05 novembro 2008

Um carácter que dá para os dois lados...


Na inocência do nosso limitado conhecimento sobre a língua que falamos, podemos andar uma vida inteira enganados sobre a pronúncia, a grafia, ou mesmo o significado de uma palavra.

Isso não tem mal nenhum. Afinal, se toda a gente se entende, há coisas bem mais importantes na vida do que andarmos a confirmar, a toda a hora, aquilo que dizemos ou escrevemos.

Mas, quando nem todos nos entendemos e começamos a discutir sobre o que está certo e o que está errado, porque uns dizem que é assim e outros dizem que é assado, é caso para dizer que... está o caldo entornado!

Gostaria, por isso, de esclarecer que a palavra carácter não serve apenas para designar o conjunto de características que constituem a personalidade de alguém, mas também, e até em primeiro lugar (por ser o seu sentido original), uma marca, um sinal gravado ou impresso numa superfície, representando um som ou uma ideia. No entanto, o plural de carácter é caracteres — que, além de divergir na sílaba tónica, também é diferente no facto de se pronunciar o c antes do t (ao contrário do que sucede com carácter, pois dizemos [karáter].
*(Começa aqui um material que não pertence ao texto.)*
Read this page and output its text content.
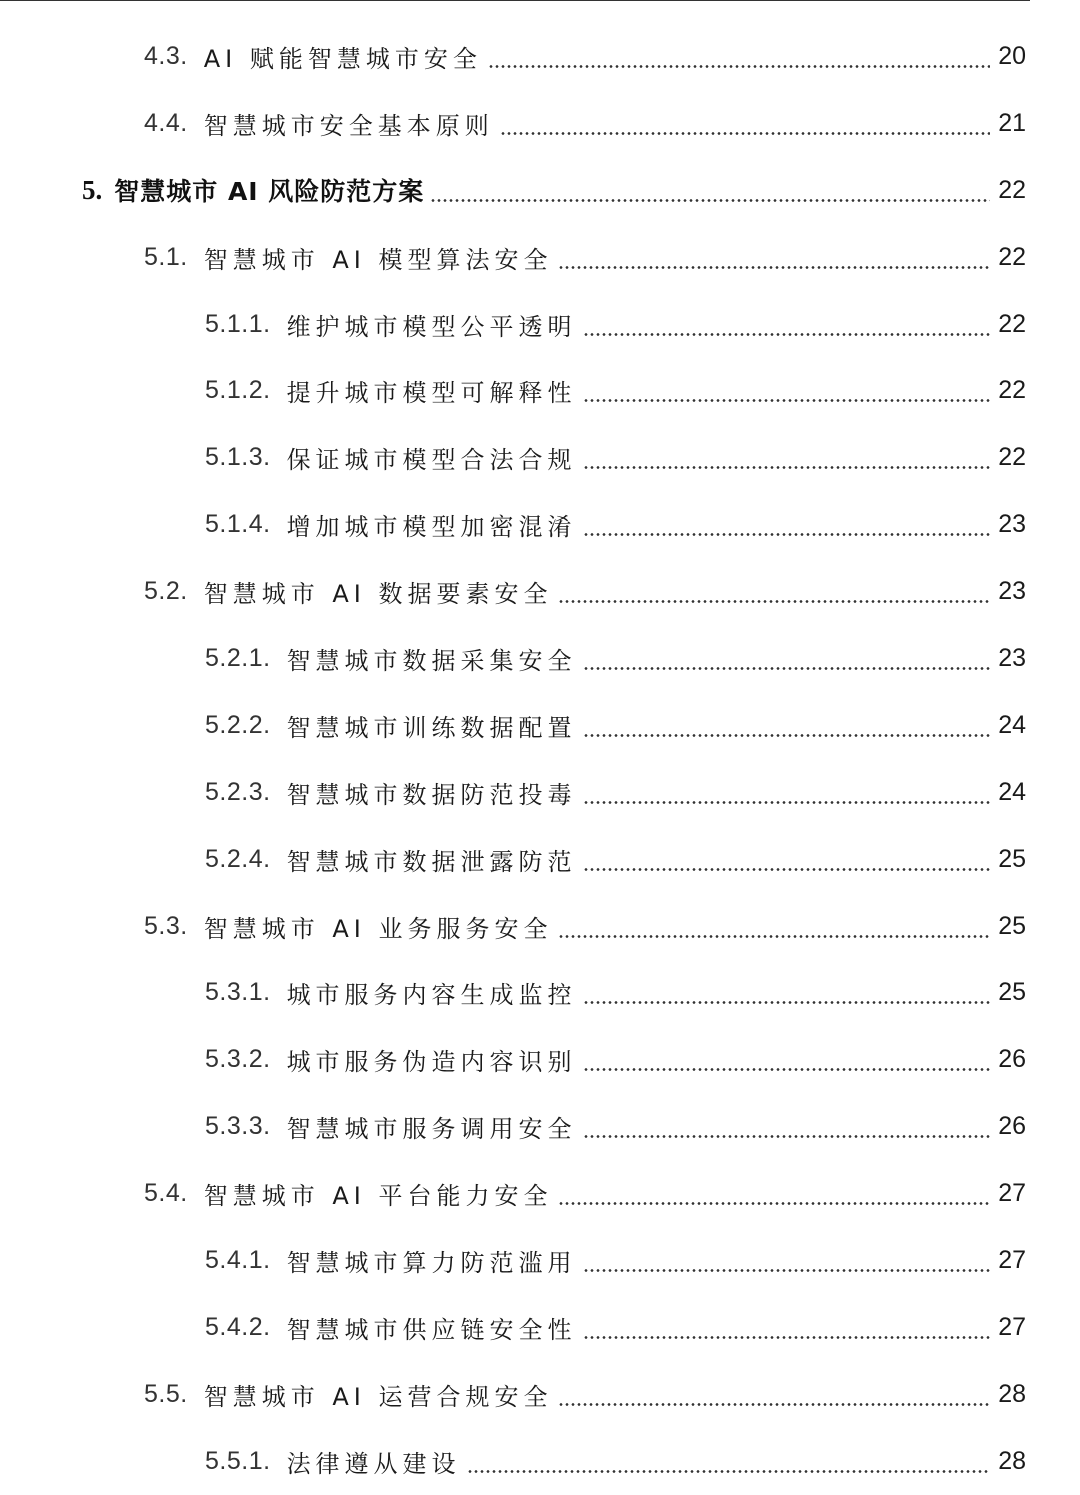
4.3. AI 赋能智慧城市安全	20
4.4. 智慧城市安全基本原则	21
5. 智慧城市 AI 风险防范方案	22
5.1. 智慧城市 AI 模型算法安全	22
5.1.1. 维护城市模型公平透明	22
5.1.2. 提升城市模型可解释性	22
5.1.3. 保证城市模型合法合规	22
5.1.4. 增加城市模型加密混淆	23
5.2. 智慧城市 AI 数据要素安全	23
5.2.1. 智慧城市数据采集安全	23
5.2.2. 智慧城市训练数据配置	24
5.2.3. 智慧城市数据防范投毒	24
5.2.4. 智慧城市数据泄露防范	25
5.3. 智慧城市 AI 业务服务安全	25
5.3.1. 城市服务内容生成监控	25
5.3.2. 城市服务伪造内容识别	26
5.3.3. 智慧城市服务调用安全	26
5.4. 智慧城市 AI 平台能力安全	27
5.4.1. 智慧城市算力防范滥用	27
5.4.2. 智慧城市供应链安全性	27
5.5. 智慧城市 AI 运营合规安全	28
5.5.1. 法律遵从建设	28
Acontece que muito boa gente prefere usar o nome singular “caracter” (com tónica na sílaba -ter e pronunciando o c antes do t) nos contextos em que a palavra se refere a uma letra impressa, reservando o carácter (com tónica na penúltima sílaba e c mudo) para as situações em que designa “personalidade”. O mesmo sucede, aliás, com a suposta “rúbrica”, a “assinatura” (que na verdade não existe), que seria diferente de rubrica (tema de um artigo ou programa). Por outras palavras, parece que os falantes não gostam que haja uma palavra com significados diferentes, arranjando maneira de a desdobrar em duas palavras distintas, cada uma com o seu sentido.

E há mal nisso?

Haver mal não há. Mas é no mínimo desconcertante, para os que usam o termo “caracter”, descobrir que, afinal, ele não existe na língua que falam. E é igualmente desconcertante, para os que têm a função de esclarecer os outros, verem-se a tentar persuadi-los de uma verdade que é pouco convincente, se não mesmo inconveniente.


4 comentários :

Anónimo disse...

Uma vez mais, os meus parabéns pelas correcções que vão fazendo (aproveitemos enquanto ainda podemos escrever «correcções», bem mais bonito, em meu entender, quedo «político» «correções»…). De facto, esta confusão entre «carácter» e «carácter» é recorrente e a dada altura dá vontade de desistir de corrigir, uma vez que quem passa por ignorante é quem diz «carácter». Coisas…
Aproveito para apresentar uma dúvida para a qual neste momento não encontro resposta. Estou a traduzir um parágrafo sobre a cidade grega e eis que surge a dúvida «angustiante». Fico sem saber se devo dizer «a cidade É diversas coisas ao mesmo tempo» ou «a cidade SÃO diversas coisas ao mesmo tempo». Beijo-lhes as mãos se me retirarem este peso. Obrigado

S. Leite disse...

Ui... a concordância do verbo SER é um verdadeiro bico-de-obra!
Eu diria que, tendo em conta o uso, ambas as versões são possíveis.
Tanto é lícito considerar "a cidade" como sujeito (até porque está à cabeça da frase) e fazer concordar com ela, em número (singular), o verbo SER («a cidade é diversas coisas»); como estabelecer a concordância esperada nestes casos, que é flexionar o verbo ser no plural (quando um dos elementos, sujeito ou predicativo, está no plural): «A cidade são diversas coisas». Penso que se trata de um daqueles casos em que deve imperar a sensibilidade e o bom senso do falante, mais do que a cega sujeição a uma suposta regra gramatical.
Gostaria de lhe poder dizer o que prefiro, para assim me comprometer definitivamente com uma das opções, mas não consigo. Talvez me falte sensibilidade, bom senso, ou ambos!

Anónimo disse...

Como diria um amigo meu, “obrigadérrimo” pela resposta. Concordo consigo que a flexão do verbo «ser» é um bico-de-obra (por isso procurei ajuda) e agradeço a sua resposta, compreendendo que a opção por uma das versões possíveis tem mais a ver com a sensibilidade que com o rigor purista da norma. Em casos idênticos, optei sempre por colocar o verbo SER no plural, mas desta vez hesitei, talvez pela exigência que me impus de não me deixar seguir pela solução do «parece-me que…». Esperemos que a minha escolha final reflita uma sensibilidade aceitável e agradável. E que, logicamente, não me tire o sono….

Vanda disse...

Caro Nuno Silva desculpe intrometer-me mas não poderia encontrar forma de colocar uma virgula a seguir à expressão «a cidade»?